In der Doku „#deckshure“ (am 23. Juni) ziehen die französischen TV-Autorinnen Florence Hainaut und Myriam Leroy eine Bilanz zum Thema sexualisierter Gewalt gegen Frauen im Netz. Neben Renate Künast kommen Journalistinnen zu Wort, die durch ihre Reichweite beruflichen Erfolg haben und zur Zielscheibe von Hasskommentaren wurden.

Mit diesem Phänomen ist die Strafverfolgung überfordert

Im Trommelwirbel sexualisierter Beschimpfungen werden Frauen aus dem öffentlichen Bereich verdrängt. Die französische Autorin Nadia Daam steigt nicht mehr unbekümmert in die U-Bahn. Wohnen diese Typen, die mich mit Morddrohungen zutexten, in meiner Nähe?

Mit diesem Phänomen ist die Strafverfolgung überfordert. Die Gesetze kommen aus einer Zeit, in der es nicht einmal Telefon gab.

Das Problem: An der juristischen Verfolgung verbaler Entgleisungen unter der Gürtellinie haben soziale Netzwerke kein wirkliches Interesse.
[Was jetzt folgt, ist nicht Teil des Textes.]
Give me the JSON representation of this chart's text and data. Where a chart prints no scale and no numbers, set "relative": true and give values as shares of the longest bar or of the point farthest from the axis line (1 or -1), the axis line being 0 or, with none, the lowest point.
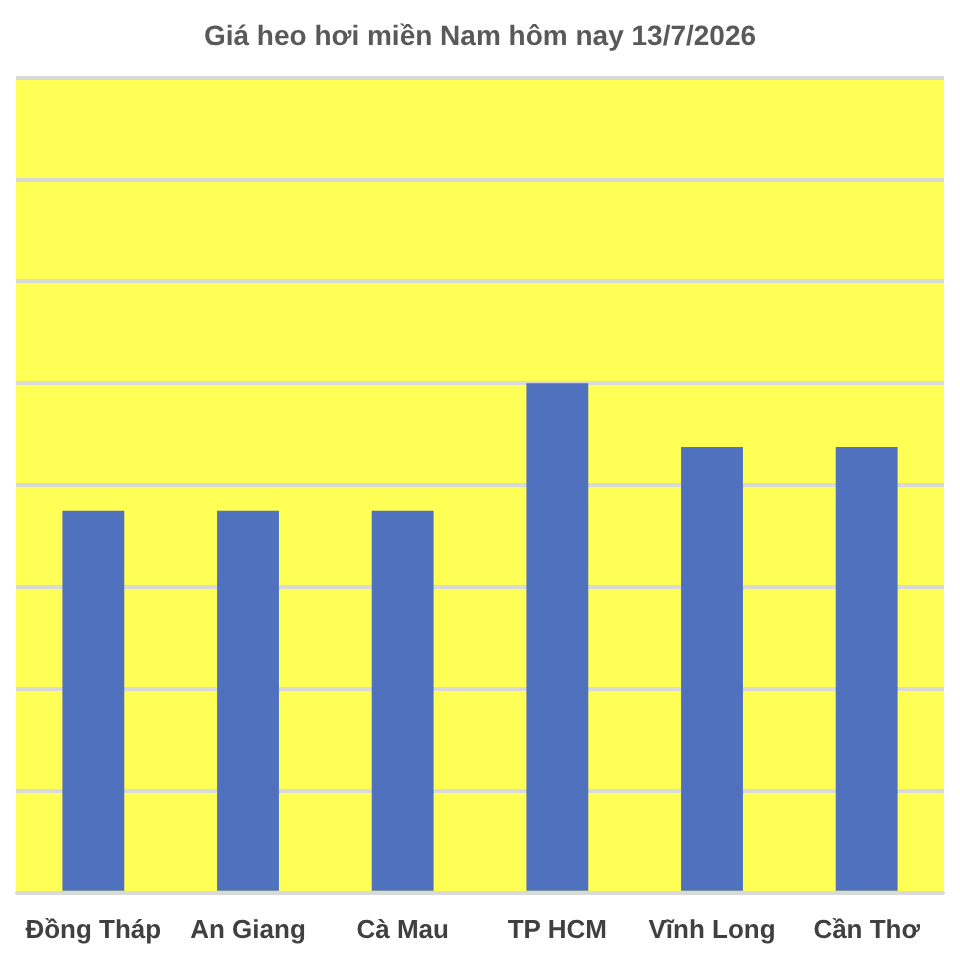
{
  "chart_data": {
    "type": "bar",
    "title": "Giá heo hơi miền Nam hôm nay 13/7/2026",
    "categories": [
      "Đồng Tháp",
      "An Giang",
      "Cà Mau",
      "TP HCM",
      "Vĩnh Long",
      "Cần Thơ"
    ],
    "values": [
      0.75,
      0.75,
      0.75,
      1,
      0.875,
      0.875
    ],
    "color": "#4f71be",
    "relative": true,
    "grid": "y",
    "legend": false
  }
}
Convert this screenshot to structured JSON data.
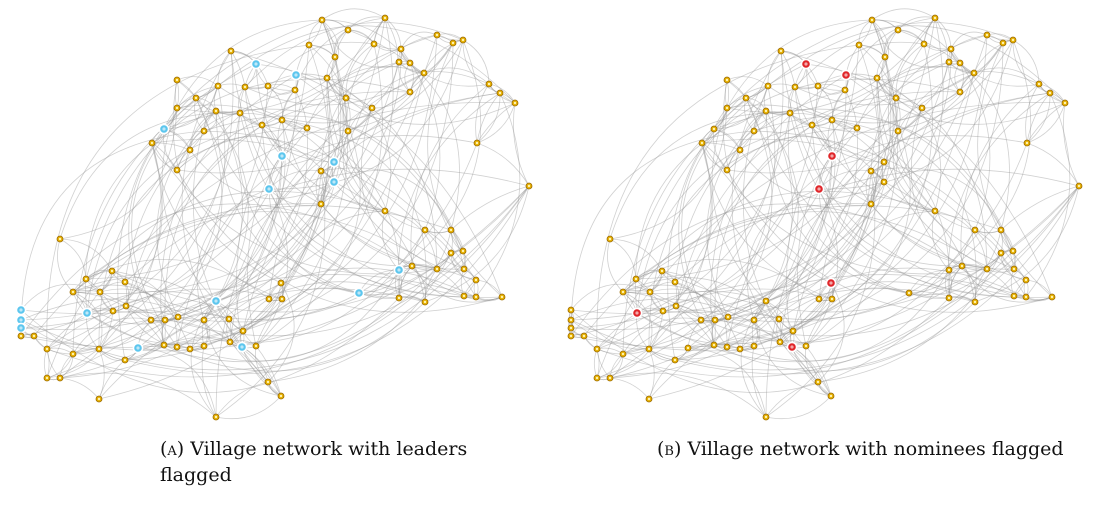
{
  "captions": {
    "a": {
      "tag": "(a)",
      "text": "Village network with leaders flagged"
    },
    "b": {
      "tag": "(b)",
      "text": "Village network with nominees flagged"
    }
  },
  "colors": {
    "node_fill": "#e6b000",
    "node_stroke": "#9c6a00",
    "edge": "#9a9a9a",
    "leader": "#5cc6ee",
    "nominee": "#e0262a"
  },
  "panels": [
    {
      "id": "a",
      "highlight_role": "leaders",
      "highlight_color": "#5cc6ee",
      "highlight_icon": "circle"
    },
    {
      "id": "b",
      "highlight_role": "nominees",
      "highlight_color": "#e0262a",
      "highlight_icon": "circle"
    }
  ]
}
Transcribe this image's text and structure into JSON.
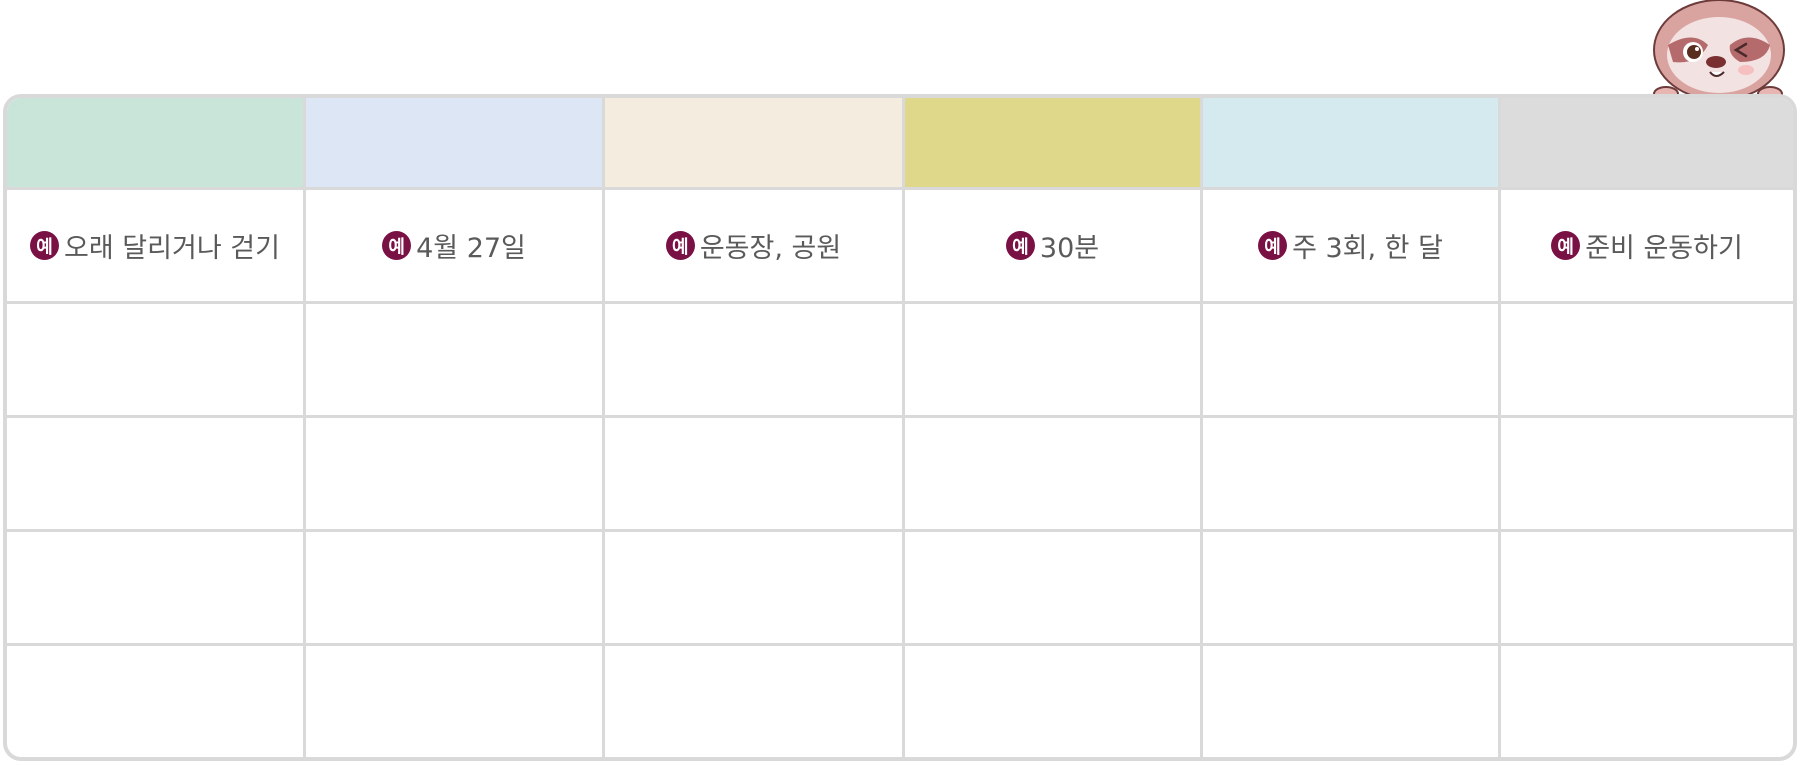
{
  "header_colors": [
    "#c9e4d8",
    "#dde6f4",
    "#f4ecde",
    "#dfd78a",
    "#d4eaee",
    "#dcdcdc"
  ],
  "example_badge": "예",
  "example_row": [
    "오래 달리거나 걷기",
    "4월 27일",
    "운동장, 공원",
    "30분",
    "주 3회, 한 달",
    "준비 운동하기"
  ],
  "empty_rows": 4,
  "mascot": "sloth-mascot"
}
Das widerspricht ihrem Geschäftsmodell. Das Verfassen endloser Tiraden – „Ich lächele, wenn du gesteinigt wirst, wenn Sie an der Macht sind“ – steigert die Verweildauer auf der Plattform. Damit werden Werbegelder erzielt. „Hasskommentare laufen besser als Katzenvideos“, sagt Anna-Lena von Hodenberg, Gründerin von Hate Aid, eine Beratungsstelle gegen digitale Gewalt.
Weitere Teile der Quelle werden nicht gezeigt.